Homes and businesses in Sydney could be using green hydrogen energy within five years.
Jemena, a Melbourne-based energy infrastructure company, could bring green power to fuel cooking, heating and hot water in homes and businesses in Sydney within five years. This would be made possible with the first electrolyzer for New South Wales, which Jemena recently confirmed it has purchased.
This will be one of the nation’s largest trials for greening one of its gas networks.
Jemena’s purchase of the electrolzyer marks one of Australia’s largest trials to produce green hydrogen (hydrogen produced from renewable power) and inject it into an existing gas network.
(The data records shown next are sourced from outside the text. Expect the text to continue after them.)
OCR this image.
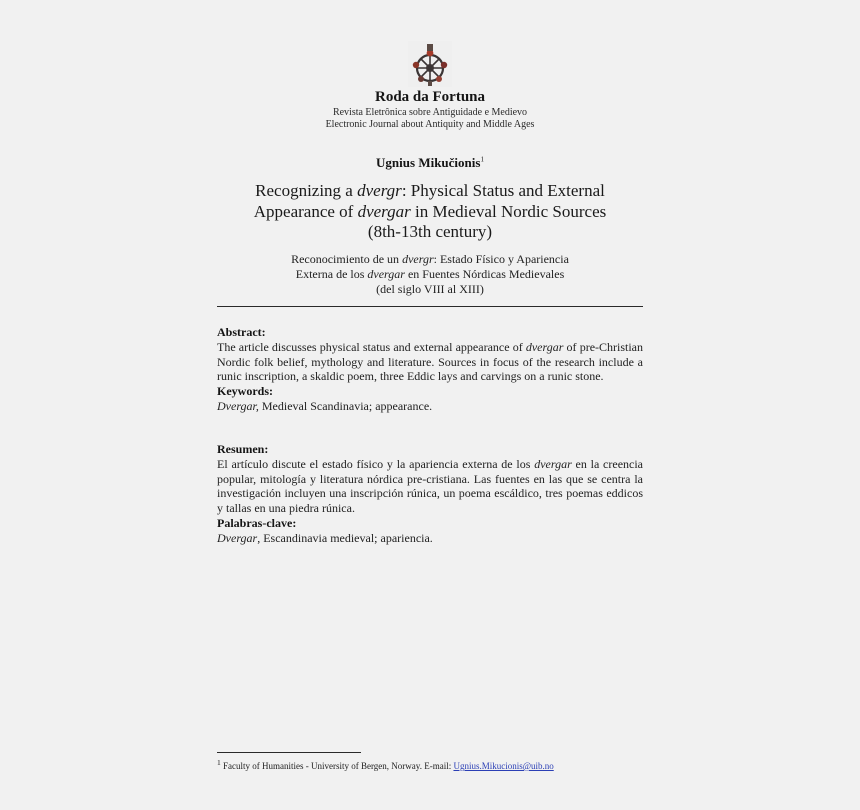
Roda da Fortuna
Revista Eletrônica sobre Antiguidade e Medievo
Electronic Journal about Antiquity and Middle Ages
Ugnius Mikučionis$^1$
Recognizing a dvergr: Physical Status and External
Appearance of dvergar in Medieval Nordic Sources
(8th-13th century)
Reconocimiento de un dvergr: Estado Físico y Apariencia
Externa de los dvergar en Fuentes Nórdicas Medievales
(del siglo VIII al XIII)
Abstract:
The article discusses physical status and external appearance of dvergar of pre-Christian Nordic folk belief, mythology and literature. Sources in focus of the research include a runic inscription, a skaldic poem, three Eddic lays and carvings on a runic stone.
Keywords:
Dvergar, Medieval Scandinavia; appearance.
Resumen:
El artículo discute el estado físico y la apariencia externa de los dvergar en la creencia popular, mitología y literatura nórdica pre-cristiana. Las fuentes en las que se centra la investigación incluyen una inscripción rúnica, un poema escáldico, tres poemas eddicos y tallas en una piedra rúnica.
Palabras-clave:
Dvergar, Escandinavia medieval; apariencia.
$^1$ Faculty of Humanities - University of Bergen, Norway. E-mail: Ugnius.Mikucionis@uib.no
The 500 kilowatt electrolyzer was developed in Belgium and Canada by Hydrogenics and was brought to Australia by ANT Energy Solutions, which specializes in renewable energy systems.
The electrolyzer will be located in Western Sydney and will use both solar and wind power to generate carbon-neutral hydrogen gas. This resulting green power will be stored in the Jemena Gas Network, which is the country’s biggest network.
The green power project’s goal is to show the benefits of co-mingling hydrogen and natural gas.
Jemena’s $15 million Western Sydney Green Gas Project trial, which has been co-funded by the Australian Renewable Energy Agency (ARENA), aims to show how the co-mingling, storage and distribution of hydrogen and natural gas in the existing network is capable of storing the equivalent of 8 million Powerwall batteries.
“We are making a significant investment in technology to demonstrate the network is ready to deliver clean, safe and sustainable green gas to customers,” said Jemena’s General Manager, Strategy and Commercial, Gabrielle Sycamore,PV Magazine reports.
“New South Wales’ first electrolyser will ensure we can develop processes to store renewably generated energy in existing network infrastructure for use when the sun doesn’t shine and the wind doesn’t blow.”
Most of the hydrogen that is generated in the green power trial will be injected in the local gas network for domestic use, delivering on-demand energy. However, a portion of the hydrogen will also be used via a gas engine generator to produce electricity back into the grid with the remaining hydrogen stored for use in an onsite hydrogen refueling station for hydrogen-powered vehicles.